Setting the BooleanQuery maxClauseCount in Elasticsearch
If you have come across the TooManyClauses exception while querying Elasticsearch, chances are you are using a terms query, prefix query, fuzzy query, wildcard query or range query that ends up expanding into more than 1024 boolean clauses. That’s the default setting in Lucene’s BooleanQuery which is what lies underneath. That setting is there as a sensible default for memory conservation and performance reasons so unless you know what you are doing you should probably avoid changing it. The Lucene FAQ mentions a few approaches to overcoming the TooManyClauses exception which apply to Elasticsearch as well. One of them is to replace the query that causes the exception by a filter which is cacheable and much more efficient.
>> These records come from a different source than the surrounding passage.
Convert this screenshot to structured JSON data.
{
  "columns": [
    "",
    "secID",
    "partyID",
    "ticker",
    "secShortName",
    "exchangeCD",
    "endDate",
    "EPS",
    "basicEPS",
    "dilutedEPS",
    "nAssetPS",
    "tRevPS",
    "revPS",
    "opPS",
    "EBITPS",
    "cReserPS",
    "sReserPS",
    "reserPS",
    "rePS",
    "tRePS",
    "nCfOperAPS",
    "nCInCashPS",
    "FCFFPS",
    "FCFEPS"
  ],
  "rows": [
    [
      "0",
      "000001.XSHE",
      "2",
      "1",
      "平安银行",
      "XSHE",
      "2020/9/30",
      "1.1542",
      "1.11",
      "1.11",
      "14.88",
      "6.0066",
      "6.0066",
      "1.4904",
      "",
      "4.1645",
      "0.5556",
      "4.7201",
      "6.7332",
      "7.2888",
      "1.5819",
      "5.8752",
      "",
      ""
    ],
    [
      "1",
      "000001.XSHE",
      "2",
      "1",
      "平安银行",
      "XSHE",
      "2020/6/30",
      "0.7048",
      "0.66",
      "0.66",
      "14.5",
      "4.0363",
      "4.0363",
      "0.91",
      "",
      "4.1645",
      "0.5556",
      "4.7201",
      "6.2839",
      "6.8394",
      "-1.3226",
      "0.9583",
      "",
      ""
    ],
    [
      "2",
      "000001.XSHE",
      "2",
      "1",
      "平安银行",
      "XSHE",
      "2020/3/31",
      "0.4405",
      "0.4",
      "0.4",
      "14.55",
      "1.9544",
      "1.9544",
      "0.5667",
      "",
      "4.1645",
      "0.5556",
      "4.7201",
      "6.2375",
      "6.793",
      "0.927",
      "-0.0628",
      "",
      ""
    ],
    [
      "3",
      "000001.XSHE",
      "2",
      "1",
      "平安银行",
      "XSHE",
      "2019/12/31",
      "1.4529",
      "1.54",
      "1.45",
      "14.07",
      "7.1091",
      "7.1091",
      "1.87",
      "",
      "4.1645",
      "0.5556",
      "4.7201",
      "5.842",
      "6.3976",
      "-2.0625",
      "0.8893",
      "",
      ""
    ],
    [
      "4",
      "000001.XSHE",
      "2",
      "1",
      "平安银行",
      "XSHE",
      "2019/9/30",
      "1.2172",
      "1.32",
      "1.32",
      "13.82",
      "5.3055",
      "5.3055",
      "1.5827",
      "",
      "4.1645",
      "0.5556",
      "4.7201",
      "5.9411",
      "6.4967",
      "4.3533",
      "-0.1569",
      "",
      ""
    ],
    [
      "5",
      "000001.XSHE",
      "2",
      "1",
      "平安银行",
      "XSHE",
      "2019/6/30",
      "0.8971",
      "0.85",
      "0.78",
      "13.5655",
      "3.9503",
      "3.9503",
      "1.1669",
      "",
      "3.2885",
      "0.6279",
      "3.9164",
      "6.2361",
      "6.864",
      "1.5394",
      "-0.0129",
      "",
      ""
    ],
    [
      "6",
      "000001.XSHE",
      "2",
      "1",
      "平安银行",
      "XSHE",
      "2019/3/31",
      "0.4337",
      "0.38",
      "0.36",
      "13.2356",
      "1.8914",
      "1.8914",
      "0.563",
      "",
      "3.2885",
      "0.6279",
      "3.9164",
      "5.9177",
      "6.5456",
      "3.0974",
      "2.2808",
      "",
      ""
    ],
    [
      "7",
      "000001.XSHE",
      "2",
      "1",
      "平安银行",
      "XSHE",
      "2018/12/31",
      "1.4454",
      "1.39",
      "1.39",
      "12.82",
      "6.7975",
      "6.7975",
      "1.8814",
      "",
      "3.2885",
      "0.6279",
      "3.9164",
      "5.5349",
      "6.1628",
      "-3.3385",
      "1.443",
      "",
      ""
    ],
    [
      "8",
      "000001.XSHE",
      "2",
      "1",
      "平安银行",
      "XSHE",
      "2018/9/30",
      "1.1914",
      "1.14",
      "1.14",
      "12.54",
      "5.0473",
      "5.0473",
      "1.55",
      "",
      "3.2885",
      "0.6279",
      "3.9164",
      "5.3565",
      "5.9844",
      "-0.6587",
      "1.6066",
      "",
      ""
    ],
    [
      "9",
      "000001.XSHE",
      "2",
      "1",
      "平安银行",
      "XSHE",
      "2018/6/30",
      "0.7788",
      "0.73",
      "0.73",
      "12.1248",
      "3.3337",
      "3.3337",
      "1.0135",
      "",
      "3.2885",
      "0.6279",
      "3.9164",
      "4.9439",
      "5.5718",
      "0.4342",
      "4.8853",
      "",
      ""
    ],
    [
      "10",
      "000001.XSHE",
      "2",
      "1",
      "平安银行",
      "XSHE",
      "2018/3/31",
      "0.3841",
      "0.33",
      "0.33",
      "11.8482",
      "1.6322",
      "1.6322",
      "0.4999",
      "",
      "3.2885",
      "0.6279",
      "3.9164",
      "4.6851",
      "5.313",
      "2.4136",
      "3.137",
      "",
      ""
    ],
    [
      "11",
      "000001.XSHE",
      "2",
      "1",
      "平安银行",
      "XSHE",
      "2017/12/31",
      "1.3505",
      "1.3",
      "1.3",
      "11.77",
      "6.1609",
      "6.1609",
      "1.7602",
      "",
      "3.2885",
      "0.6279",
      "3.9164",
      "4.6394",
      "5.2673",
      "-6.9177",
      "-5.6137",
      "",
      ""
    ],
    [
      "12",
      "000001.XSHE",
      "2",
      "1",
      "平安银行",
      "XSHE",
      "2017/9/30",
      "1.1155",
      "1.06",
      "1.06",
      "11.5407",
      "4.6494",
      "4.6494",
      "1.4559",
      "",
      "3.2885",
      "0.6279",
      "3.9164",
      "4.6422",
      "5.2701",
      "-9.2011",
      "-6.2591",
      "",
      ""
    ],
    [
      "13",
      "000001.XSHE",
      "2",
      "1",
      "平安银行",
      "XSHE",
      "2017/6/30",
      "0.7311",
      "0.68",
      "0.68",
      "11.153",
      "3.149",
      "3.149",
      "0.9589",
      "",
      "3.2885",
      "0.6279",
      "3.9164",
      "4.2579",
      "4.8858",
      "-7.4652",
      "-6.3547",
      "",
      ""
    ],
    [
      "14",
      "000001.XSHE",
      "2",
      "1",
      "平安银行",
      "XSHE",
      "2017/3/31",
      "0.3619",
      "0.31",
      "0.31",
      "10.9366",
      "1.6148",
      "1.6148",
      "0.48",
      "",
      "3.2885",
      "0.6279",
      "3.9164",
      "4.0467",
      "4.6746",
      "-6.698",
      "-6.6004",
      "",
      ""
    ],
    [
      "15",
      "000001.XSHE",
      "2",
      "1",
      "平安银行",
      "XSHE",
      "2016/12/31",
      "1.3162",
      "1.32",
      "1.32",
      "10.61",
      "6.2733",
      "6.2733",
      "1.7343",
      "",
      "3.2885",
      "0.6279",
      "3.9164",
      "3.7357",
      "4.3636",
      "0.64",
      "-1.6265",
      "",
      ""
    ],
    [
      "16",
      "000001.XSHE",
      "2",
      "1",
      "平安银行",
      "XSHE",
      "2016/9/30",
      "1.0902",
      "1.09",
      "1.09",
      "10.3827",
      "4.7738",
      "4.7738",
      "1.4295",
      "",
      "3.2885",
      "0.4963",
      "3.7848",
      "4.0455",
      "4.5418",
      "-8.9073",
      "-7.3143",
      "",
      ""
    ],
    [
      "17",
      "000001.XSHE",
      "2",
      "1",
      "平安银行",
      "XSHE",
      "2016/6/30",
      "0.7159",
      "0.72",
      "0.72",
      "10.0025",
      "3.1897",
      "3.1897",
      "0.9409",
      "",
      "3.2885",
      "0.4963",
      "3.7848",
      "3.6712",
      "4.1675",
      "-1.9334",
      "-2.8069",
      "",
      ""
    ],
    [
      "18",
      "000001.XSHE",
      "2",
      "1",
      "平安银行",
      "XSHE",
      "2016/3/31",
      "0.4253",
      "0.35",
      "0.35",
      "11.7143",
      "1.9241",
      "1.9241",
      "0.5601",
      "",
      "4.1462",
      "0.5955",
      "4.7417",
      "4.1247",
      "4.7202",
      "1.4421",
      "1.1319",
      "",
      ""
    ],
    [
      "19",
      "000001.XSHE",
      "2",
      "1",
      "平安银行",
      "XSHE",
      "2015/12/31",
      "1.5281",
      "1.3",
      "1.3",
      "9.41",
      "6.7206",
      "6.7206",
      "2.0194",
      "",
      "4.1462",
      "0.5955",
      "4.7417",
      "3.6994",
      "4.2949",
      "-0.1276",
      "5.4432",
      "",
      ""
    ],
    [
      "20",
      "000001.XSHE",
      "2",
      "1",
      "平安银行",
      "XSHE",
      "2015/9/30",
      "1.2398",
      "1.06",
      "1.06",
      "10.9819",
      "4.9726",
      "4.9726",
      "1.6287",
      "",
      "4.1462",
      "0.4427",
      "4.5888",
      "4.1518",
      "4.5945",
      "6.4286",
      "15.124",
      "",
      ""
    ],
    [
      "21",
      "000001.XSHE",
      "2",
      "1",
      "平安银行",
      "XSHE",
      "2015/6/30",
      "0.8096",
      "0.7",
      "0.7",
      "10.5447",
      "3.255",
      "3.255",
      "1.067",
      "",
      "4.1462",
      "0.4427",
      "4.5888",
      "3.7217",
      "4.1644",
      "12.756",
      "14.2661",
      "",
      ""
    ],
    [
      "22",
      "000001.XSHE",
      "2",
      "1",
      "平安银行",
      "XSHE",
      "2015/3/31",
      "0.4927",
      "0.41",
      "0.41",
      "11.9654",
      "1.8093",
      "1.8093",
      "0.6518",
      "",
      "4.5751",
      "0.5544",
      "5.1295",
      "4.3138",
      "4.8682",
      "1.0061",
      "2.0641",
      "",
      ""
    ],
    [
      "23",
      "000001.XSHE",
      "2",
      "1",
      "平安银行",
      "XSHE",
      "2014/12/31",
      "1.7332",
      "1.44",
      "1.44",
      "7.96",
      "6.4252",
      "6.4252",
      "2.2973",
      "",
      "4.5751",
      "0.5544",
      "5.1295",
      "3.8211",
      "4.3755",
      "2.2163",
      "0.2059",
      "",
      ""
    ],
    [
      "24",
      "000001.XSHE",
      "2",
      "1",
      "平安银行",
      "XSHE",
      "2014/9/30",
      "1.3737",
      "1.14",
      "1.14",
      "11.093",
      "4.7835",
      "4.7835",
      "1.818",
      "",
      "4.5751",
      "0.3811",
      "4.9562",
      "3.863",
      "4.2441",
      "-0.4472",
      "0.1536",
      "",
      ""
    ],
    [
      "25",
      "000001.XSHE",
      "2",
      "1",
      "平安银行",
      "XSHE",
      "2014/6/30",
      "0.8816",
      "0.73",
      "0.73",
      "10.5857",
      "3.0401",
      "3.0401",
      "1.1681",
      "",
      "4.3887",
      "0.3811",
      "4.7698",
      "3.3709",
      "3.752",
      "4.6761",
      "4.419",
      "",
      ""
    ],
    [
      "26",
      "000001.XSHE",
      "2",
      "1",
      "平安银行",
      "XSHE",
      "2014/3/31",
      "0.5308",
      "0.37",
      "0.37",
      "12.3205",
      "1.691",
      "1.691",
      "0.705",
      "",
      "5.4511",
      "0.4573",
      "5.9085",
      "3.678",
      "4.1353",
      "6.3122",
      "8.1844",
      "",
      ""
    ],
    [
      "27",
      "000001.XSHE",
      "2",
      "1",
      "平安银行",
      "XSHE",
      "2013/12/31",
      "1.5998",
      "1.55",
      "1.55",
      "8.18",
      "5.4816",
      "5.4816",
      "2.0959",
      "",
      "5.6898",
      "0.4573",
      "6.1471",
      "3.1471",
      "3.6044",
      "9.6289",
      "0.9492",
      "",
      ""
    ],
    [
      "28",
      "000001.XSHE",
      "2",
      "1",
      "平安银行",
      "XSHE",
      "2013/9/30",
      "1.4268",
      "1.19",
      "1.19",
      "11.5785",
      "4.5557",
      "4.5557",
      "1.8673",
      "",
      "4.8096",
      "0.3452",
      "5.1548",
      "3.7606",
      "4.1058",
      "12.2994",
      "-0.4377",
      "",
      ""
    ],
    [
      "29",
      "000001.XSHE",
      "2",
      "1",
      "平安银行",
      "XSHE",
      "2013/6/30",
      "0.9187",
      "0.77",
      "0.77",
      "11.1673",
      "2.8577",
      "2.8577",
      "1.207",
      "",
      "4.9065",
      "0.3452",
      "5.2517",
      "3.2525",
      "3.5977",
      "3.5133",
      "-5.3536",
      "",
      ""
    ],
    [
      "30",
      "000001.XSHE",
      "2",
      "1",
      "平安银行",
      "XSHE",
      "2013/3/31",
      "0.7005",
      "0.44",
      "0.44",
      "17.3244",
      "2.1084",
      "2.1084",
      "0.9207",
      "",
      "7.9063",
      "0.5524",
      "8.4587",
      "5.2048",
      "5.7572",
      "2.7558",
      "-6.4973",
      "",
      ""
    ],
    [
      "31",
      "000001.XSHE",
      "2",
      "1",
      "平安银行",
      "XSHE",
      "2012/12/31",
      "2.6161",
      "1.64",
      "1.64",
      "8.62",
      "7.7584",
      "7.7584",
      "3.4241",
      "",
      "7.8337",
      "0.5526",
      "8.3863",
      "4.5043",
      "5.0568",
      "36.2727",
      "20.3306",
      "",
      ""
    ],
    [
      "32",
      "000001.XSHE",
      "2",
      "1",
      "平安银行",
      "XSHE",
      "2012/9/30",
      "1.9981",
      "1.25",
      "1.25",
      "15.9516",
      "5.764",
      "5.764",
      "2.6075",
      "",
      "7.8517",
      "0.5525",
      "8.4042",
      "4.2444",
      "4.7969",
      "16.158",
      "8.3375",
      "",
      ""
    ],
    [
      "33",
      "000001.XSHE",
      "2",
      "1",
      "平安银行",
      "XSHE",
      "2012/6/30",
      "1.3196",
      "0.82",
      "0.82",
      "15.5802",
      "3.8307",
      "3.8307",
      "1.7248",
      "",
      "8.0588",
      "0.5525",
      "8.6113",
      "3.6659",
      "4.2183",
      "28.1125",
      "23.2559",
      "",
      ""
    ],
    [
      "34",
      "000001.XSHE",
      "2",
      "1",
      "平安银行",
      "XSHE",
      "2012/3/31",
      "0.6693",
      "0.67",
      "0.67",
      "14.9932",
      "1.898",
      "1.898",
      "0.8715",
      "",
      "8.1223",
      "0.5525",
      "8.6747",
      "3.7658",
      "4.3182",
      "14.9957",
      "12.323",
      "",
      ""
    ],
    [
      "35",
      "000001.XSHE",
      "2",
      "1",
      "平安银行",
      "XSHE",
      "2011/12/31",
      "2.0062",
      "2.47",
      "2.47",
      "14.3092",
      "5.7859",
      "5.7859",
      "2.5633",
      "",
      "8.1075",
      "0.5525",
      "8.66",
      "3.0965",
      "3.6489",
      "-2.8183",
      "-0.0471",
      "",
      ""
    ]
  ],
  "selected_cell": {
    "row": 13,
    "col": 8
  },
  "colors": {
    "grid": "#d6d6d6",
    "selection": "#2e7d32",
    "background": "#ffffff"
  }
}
In Elasticsearch, most the the above queries have filter equivalents:
- terms query => terms filter
- prefix query => prefix filter
- fuzzy query => N/A
- wildcard query => N/A
- range query => range filter
Having said that, if you really need to use a query instead of a filter (e.g. you need your results sorted by relevance), then you can bump the maxClauseCount
by setting the following in the Elasticsearch config file:
[...]
index.query.bool.max_clause_count: 4096
[...]
Note that since this is a static Lucene setting, it can only be set in the Elasticsearch config file and get picked up at startup.
Update
@imotov (who pointed out index.query.bool.max_clause_count
to me in the first place) also suggests looking into the rewrite
parameter if you are using a multi term query as an additional source of options for controlling how boolean queries are re-written in Elasticsearch.